From today’s Reuters:
General Motors (GM.N) and the United Auto Workers (UAW) have reached a tentative agreement, they said on Monday, with its members winning record pay hikes to end six weeks of a coordinated strike against the Detroit Three automakers.
The accord follows deals reached in the last few days by the union with Ford Motor (F.N) and Chrysler-owner Stellantis (STLAM.MI), in what amounts to significant victories for auto workers after years of stagnant wages and painful concessions made by the union following the 2008 financial crisis.
The new contracts will significantly raise costs for the automakers. The companies and some analysts have said the deals will place the Detroit Three at a disadvantage compared with electric-vehicle leader Tesla (TSLA.O) and foreign brands such as Toyota Motor (7203.T) which are not unionized.
The UAW won from GM roughly the same package of wage increases to which it agreed with the other two automakers. This raises top pay for veteran workers by 33%.
GM workers will end their strike and return to work while the new contract is ratified, the union said in a statement. The company will make $2,500 in lump sum payments to retirees under the new agreement.

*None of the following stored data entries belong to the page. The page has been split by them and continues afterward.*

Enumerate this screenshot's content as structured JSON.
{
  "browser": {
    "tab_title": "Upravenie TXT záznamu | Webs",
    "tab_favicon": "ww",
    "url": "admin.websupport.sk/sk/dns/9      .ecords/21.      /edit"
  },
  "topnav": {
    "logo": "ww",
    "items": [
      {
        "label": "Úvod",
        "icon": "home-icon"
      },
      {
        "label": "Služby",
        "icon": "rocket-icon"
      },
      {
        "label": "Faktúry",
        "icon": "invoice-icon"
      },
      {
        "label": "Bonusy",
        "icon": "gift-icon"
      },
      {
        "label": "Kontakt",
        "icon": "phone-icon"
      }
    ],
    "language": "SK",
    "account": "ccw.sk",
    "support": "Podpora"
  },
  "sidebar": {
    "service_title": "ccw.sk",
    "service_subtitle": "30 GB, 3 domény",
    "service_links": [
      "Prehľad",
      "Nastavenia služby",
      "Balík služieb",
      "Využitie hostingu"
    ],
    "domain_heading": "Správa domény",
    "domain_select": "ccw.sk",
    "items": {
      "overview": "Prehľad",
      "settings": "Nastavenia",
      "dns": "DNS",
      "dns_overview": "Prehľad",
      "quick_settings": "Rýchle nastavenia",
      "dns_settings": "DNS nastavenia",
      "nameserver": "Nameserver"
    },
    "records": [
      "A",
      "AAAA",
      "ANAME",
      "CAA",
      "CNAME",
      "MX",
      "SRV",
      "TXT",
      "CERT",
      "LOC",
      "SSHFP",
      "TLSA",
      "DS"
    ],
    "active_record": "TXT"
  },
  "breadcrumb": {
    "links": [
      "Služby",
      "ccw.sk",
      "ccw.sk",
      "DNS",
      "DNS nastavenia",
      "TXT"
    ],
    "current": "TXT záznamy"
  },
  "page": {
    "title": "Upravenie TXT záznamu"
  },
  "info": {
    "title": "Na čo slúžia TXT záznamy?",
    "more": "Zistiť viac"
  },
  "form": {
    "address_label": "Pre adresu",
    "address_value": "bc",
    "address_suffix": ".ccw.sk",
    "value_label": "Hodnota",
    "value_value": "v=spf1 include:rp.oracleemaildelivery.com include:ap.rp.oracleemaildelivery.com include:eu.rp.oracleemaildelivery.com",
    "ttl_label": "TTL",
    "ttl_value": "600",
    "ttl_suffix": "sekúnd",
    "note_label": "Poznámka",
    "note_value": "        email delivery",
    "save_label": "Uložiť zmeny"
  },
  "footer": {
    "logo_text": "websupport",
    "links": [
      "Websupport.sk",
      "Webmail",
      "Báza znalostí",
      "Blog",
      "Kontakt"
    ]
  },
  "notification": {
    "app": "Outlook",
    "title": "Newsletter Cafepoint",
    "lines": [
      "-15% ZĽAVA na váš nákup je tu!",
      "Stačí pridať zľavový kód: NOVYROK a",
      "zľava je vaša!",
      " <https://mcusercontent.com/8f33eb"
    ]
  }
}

“GM is pleased to have reached a tentative agreement with the UAW that reflects the contributions of the team while enabling us to continue to invest in our future and provide good jobs in the U.S.,” said GM CEO Mary Barra.
“We are looking forward to having everyone back to work across all of our operations.”
Nearly 50,000 workers out of nearly 150,000 union members at the Detroit automakers eventually joined a series of walkouts that began on Sept. 15. The UAW’s strategy of escalating, targeted strikes cost the Detroit Three and suppliers billions of dollars.